Legislation allowing freedom of expression and opinion has been seen, in the modern era, as a sacred right baked into the fabric of democratic societies. Yet, there seems to always be debate about how far these freedoms should stretch. Should they encompass the legalisation of the expression of views that most people deem as immoral, harmful or even offensive? Who should be allowed to police these views? The recent freezing of Mr Farage’s account, motivated by concerns around his expressed political and social views, has brought these worries about the powers that governments and companies wield into the spotlight. So at what point should freedom end and legislation start? In other words, at what price freedom?
The Article 10 of the 1998 United Kingdom Human Rights Act states that:
The exercise of these freedoms (of expression), since it carries with it duties and responsibilities, may be subject to such formalities, conditions, restrictions or penalties as are prescribed by law and are necessary in a democratic society, in the interests of national security, territorial integrity or public safety, for the prevention of disorder or crime, for the protection of health or morals, for the protection of the reputation or rights of others, for preventing the disclosure of information received in confidence, or for maintaining the authority and impartiality of the judiciary.
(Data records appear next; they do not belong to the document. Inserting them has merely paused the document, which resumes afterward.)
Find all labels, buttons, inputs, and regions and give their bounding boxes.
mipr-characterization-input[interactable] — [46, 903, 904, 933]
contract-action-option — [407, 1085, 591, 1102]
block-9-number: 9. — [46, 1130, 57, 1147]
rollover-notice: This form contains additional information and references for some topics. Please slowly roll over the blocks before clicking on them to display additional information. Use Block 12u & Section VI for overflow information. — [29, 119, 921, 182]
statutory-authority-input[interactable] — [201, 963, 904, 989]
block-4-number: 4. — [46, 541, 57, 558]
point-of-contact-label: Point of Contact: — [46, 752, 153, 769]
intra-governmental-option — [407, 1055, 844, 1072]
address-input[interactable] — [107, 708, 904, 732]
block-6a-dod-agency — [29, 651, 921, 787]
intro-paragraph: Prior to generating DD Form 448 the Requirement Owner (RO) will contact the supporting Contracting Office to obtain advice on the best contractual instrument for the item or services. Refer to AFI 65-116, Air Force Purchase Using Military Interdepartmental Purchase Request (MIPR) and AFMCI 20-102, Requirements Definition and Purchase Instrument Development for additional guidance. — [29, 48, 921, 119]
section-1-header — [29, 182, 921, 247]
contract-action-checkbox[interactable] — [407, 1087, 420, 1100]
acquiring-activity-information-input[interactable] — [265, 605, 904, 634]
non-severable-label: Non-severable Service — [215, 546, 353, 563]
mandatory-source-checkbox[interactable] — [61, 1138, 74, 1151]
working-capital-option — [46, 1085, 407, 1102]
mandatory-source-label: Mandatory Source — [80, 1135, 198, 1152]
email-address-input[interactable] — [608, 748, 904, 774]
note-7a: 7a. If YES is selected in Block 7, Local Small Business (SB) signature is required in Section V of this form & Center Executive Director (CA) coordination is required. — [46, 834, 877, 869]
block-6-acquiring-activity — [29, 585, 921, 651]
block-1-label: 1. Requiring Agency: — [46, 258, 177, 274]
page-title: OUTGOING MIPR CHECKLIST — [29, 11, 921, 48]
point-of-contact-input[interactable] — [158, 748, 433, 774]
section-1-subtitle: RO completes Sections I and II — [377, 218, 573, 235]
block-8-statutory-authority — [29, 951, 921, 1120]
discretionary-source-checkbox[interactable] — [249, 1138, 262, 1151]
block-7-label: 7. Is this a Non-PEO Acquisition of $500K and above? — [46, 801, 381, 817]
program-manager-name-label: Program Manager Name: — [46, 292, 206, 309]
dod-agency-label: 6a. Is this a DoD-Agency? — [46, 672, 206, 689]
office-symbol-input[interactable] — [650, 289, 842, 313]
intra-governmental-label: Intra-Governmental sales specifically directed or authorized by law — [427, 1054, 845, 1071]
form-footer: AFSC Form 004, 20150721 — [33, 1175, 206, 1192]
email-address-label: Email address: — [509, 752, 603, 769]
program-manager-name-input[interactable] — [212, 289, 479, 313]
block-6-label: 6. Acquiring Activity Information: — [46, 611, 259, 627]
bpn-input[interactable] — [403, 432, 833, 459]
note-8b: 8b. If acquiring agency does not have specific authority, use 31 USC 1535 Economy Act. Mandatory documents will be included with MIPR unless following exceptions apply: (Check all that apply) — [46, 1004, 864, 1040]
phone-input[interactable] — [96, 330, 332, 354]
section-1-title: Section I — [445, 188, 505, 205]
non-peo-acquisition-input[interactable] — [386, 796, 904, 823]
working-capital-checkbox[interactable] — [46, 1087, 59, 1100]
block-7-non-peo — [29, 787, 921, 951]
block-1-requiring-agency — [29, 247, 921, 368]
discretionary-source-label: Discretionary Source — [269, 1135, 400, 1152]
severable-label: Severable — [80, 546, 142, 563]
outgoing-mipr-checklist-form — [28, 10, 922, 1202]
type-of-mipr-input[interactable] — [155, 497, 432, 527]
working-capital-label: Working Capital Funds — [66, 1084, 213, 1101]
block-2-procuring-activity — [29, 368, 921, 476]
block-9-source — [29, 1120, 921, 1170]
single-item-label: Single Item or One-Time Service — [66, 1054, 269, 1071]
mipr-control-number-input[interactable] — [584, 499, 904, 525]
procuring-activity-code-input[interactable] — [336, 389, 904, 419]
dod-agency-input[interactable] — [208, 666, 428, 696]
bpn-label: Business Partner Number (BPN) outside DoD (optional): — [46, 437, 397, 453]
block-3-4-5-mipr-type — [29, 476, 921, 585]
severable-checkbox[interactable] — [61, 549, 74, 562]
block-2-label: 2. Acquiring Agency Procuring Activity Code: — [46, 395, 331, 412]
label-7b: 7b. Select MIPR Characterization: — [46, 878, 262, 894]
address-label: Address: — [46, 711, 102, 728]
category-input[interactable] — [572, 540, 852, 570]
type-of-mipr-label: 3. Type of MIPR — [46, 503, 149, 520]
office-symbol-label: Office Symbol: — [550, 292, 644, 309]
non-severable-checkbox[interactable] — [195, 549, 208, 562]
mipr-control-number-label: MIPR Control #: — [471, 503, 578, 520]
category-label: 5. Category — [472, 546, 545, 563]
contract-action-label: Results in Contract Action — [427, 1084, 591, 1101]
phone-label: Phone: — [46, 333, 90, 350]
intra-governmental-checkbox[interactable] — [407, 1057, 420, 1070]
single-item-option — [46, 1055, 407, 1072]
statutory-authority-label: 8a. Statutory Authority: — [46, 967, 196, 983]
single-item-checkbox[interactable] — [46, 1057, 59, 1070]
This provision on freedom of expression has gained an interesting spotlight over the last few years, catalysed by the changes in early January 2022 to the long-expected Online Safety Bill. The bill, initially drafted 13 May 2021, established, among other things, legal duties of care for large user-to-user service providers towards users, partnered with heavy fines for non-compliance. One of these was that content deemed by the government to be ‘legal but harmful’, such as forms of hate-speech or material promoting self-harm, could be managed by service providers. However, after complaints concerning the consequences of a government sanctioned definition of ‘harm’ and the possible incentivisation to remove more and more content, the proverbial slippery-slope, the Bill was altered by 18 January 2023. The changes made to the bill eliminated the provision for category 1 services (the largest user-to-user services) to manage ‘legal but harmful’ content on their sites; removed in favour of a new ‘triple-shield’ approach, which grants more power to the user to filter out harmful content themselves (see here for more information), a move away from the controversial over-policing of online content that the Bill initially set out to establish.
In terms of freedom of expression legislation, a similar yet more worrying concern could be raised, due to the perceived possibility for the individual to be subject to restrictions on their freedom of expression on the grounds of ‘public morals’, namely, a restriction on ‘legal but immoral’ views or behaviour. It is important to note that this phrase ‘protection of morals’ is not to be linked with the legal concept of ‘moral rights’ within UK copyright law. ‘Protection of morals’, in this instance, is concerned with morality and normativity within UK legislation. There is little concern over this phrase in UK law, and yet censorship on the grounds of immorality seems far more imprecise and vague than on the grounds of harm. For one, using moral judgements within legislation presumes the existence of some moral universality, which is highly contended given the huge diversity of fundamental moral beliefs and potential concerns over moral imperialism. As well as this, moral policing by the government could be perceived as touching at the chilling Orwellian conception of ‘groupthink’, or a segue into a possible dictatorial condemnation of anything against the authorities. For concerns such as this, to name a few, this phrase of ‘protecting morals’ could be cause for more concern than ‘legal but harmful’ content online.
But is this just a case of philosophical nit-picking? The law needs to be pragmatic to a certain degree, and accepting a degree of moral universalism for establishing base-line legislation such as the convention on Human Rights is valid and, for some, reasonable. Furthermore, it seems unlikely that the government could start establishing a newly fabricated conception of morality against the will of the public. However, with the recent news of Mr Farage’s account being closed by Coutts on grounds seemingly related to his controversial expressions of opinion, justification on the grounds of ‘protection of morals’ in UK law has and will become more prevalent and therefore concerning.
In Mr Farage’s case, large corporations and the government are dictating through social or economic sanctions a brand of morality that they expect everyone to accept, the so-called ‘cancel culture’.. In early stages this appears to be sensible and in some cases widely accepted, such as of the cancelling of Andrew Tate’s social media accounts, however it does raise concerns about the use of this justification. The lack of notification and reasoning given by Coutts before the closure of Mr Farage’s account, as well as the smokescreen of not meeting financial requirements they may have put up, demonstrates how worryingly easy it is for corporations to enact this ‘protection of morals’ legislation with no power given to the subject concerned. The window for freedom of expression is drawing and the phrase within UK legislation about the ‘protection of morality’ is the arm closing it.
So what should be done about this? What safeguards can be in place within law that protect the public from harmful and illegal content, without violating their right to freedom of expression? At what price freedom?